Lee et al.22 showed that a minority (~2%) of patients with myeloid neoplasms have >1 splicing factor mutation and that concurrent SRSF2 and SF3B1 mutations cannot be tolerated during hematopoiesis due to impaired HSPC self-renewal, differentiation, and survival. In our cohort, co-mutant SRSF2 and SF3B1 did not exist. However, we identified four cases with coexistent splicing factor mutations including ZRSR2 and U2AF1. Using bulk and single cell analyses, Tyler and colleagues23 reported rare myeloid neoplasms with escape of such mutational epistasis demonstrating a selection for less common mutants in the presence of concomitant splicing factor mutations. We also observed the same pattern in two patients: concomitant SRSF2 P95H and a rare missense mutation in ZRSR2 with similar VAFs (45 and 50%, respectively) and SRSF2 P95R with a truncating ZRSR2 R169* mutation with slightly different VAFs (53 and 37%, respectively). The other two patients had concurrent common mutations, SRSF2 P95H and U2AF1 Q157P; however, the VAFs of the mutants were substantially different: one with 2% and 37%, respectively, and the other with 34% and 15%, respectively, suggesting that these mutations exist in distinct clones. This observation could be of importance in designing future targeted therapies for patients with myeloid neoplasms with mutated splicing factor genes; however, further characterization is limited in our study due lack of single cell genomics data.

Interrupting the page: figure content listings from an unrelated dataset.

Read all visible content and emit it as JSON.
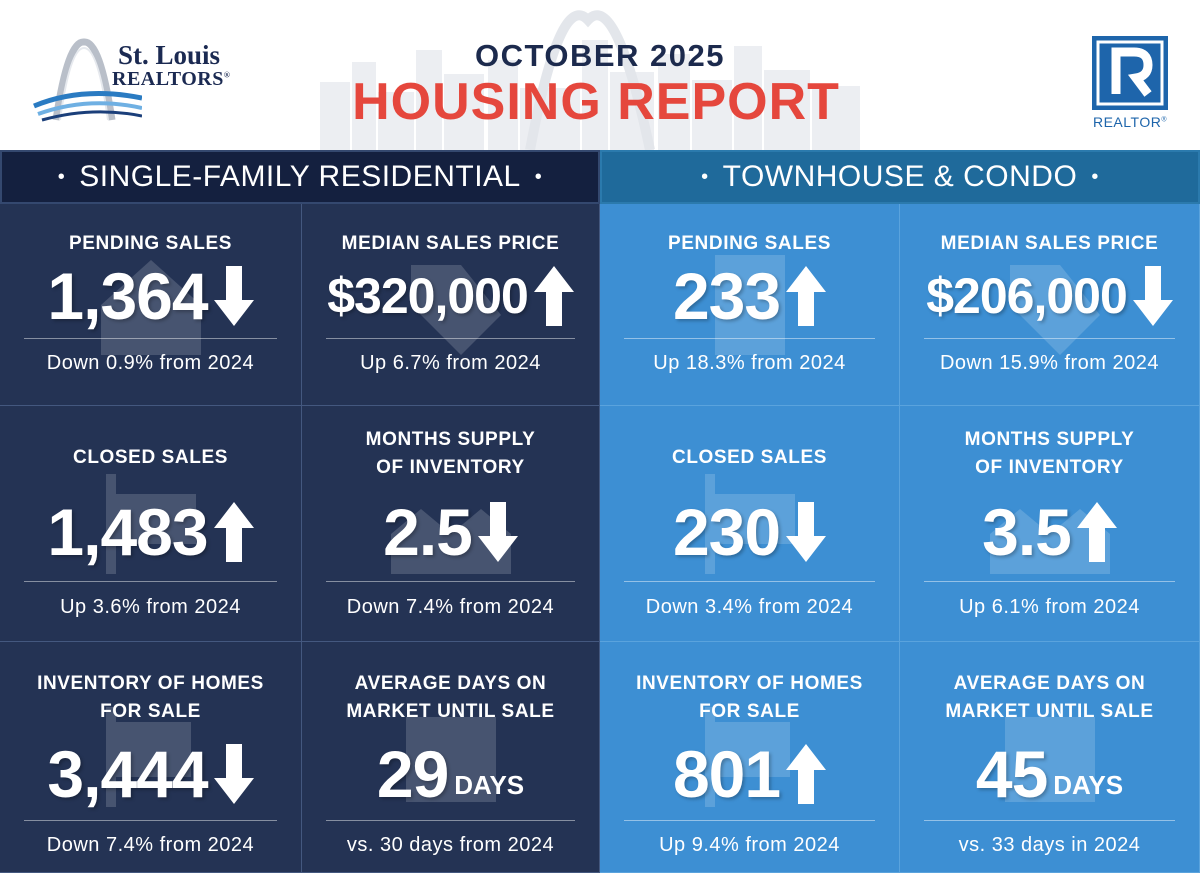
{
  "brand": {
    "name": "St. Louis",
    "sub": "REALTORS",
    "reg_mark": "®",
    "realtor_mark": "REALTOR",
    "realtor_reg": "®"
  },
  "header": {
    "date": "OCTOBER 2025",
    "title": "HOUSING REPORT"
  },
  "colors": {
    "title_red": "#e5473d",
    "navy": "#14203f",
    "dark_tile": "#243354",
    "teal_header": "#1f6a9b",
    "light_tile": "#3d8fd3",
    "realtor_blue": "#1e65ab"
  },
  "sections": [
    {
      "title": "SINGLE-FAMILY RESIDENTIAL",
      "metrics": [
        {
          "label_lines": [
            "PENDING SALES"
          ],
          "value": "1,364",
          "unit": "",
          "direction": "down",
          "note": "Down 0.9% from 2024",
          "icon": "house-icon"
        },
        {
          "label_lines": [
            "MEDIAN SALES PRICE"
          ],
          "value": "$320,000",
          "unit": "",
          "direction": "up",
          "note": "Up 6.7% from 2024",
          "icon": "price-tag-icon"
        },
        {
          "label_lines": [
            "CLOSED SALES"
          ],
          "value": "1,483",
          "unit": "",
          "direction": "up",
          "note": "Up 3.6% from 2024",
          "icon": "sold-sign-icon"
        },
        {
          "label_lines": [
            "MONTHS SUPPLY",
            "OF INVENTORY"
          ],
          "value": "2.5",
          "unit": "",
          "direction": "down",
          "note": "Down 7.4% from 2024",
          "icon": "houses-icon"
        },
        {
          "label_lines": [
            "INVENTORY OF HOMES",
            "FOR SALE"
          ],
          "value": "3,444",
          "unit": "",
          "direction": "down",
          "note": "Down 7.4% from 2024",
          "icon": "sign-icon"
        },
        {
          "label_lines": [
            "AVERAGE DAYS ON",
            "MARKET UNTIL SALE"
          ],
          "value": "29",
          "unit": "DAYS",
          "direction": "",
          "note": "vs. 30 days from 2024",
          "icon": "calendar-icon"
        }
      ]
    },
    {
      "title": "TOWNHOUSE & CONDO",
      "metrics": [
        {
          "label_lines": [
            "PENDING SALES"
          ],
          "value": "233",
          "unit": "",
          "direction": "up",
          "note": "Up 18.3% from 2024",
          "icon": "building-icon"
        },
        {
          "label_lines": [
            "MEDIAN SALES PRICE"
          ],
          "value": "$206,000",
          "unit": "",
          "direction": "down",
          "note": "Down 15.9% from 2024",
          "icon": "price-tag-icon"
        },
        {
          "label_lines": [
            "CLOSED SALES"
          ],
          "value": "230",
          "unit": "",
          "direction": "down",
          "note": "Down 3.4% from 2024",
          "icon": "sold-sign-icon"
        },
        {
          "label_lines": [
            "MONTHS SUPPLY",
            "OF INVENTORY"
          ],
          "value": "3.5",
          "unit": "",
          "direction": "up",
          "note": "Up 6.1% from 2024",
          "icon": "houses-icon"
        },
        {
          "label_lines": [
            "INVENTORY OF HOMES",
            "FOR SALE"
          ],
          "value": "801",
          "unit": "",
          "direction": "up",
          "note": "Up 9.4% from 2024",
          "icon": "sign-icon"
        },
        {
          "label_lines": [
            "AVERAGE DAYS ON",
            "MARKET UNTIL SALE"
          ],
          "value": "45",
          "unit": "DAYS",
          "direction": "",
          "note": "vs. 33 days in 2024",
          "icon": "calendar-icon"
        }
      ]
    }
  ]
}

The results of this study highlight that concurrent MPN-driver mutations and SRSF2 mutations can occur in a variety of myeloid neoplasms with a predominance of a MPN-like phenotype and clinical features. SRSF2 mutation in myeloid neoplasms may precede the acquisition of MPN driver mutations and might affect the histologic features and clinical course of the disease; however, SRSF2 mutation is not a disease-defining alteration or restricted to any specific entity. Rather, SRSF2 mutation cooperates with other genomic alterations to exert its phenotypic effects.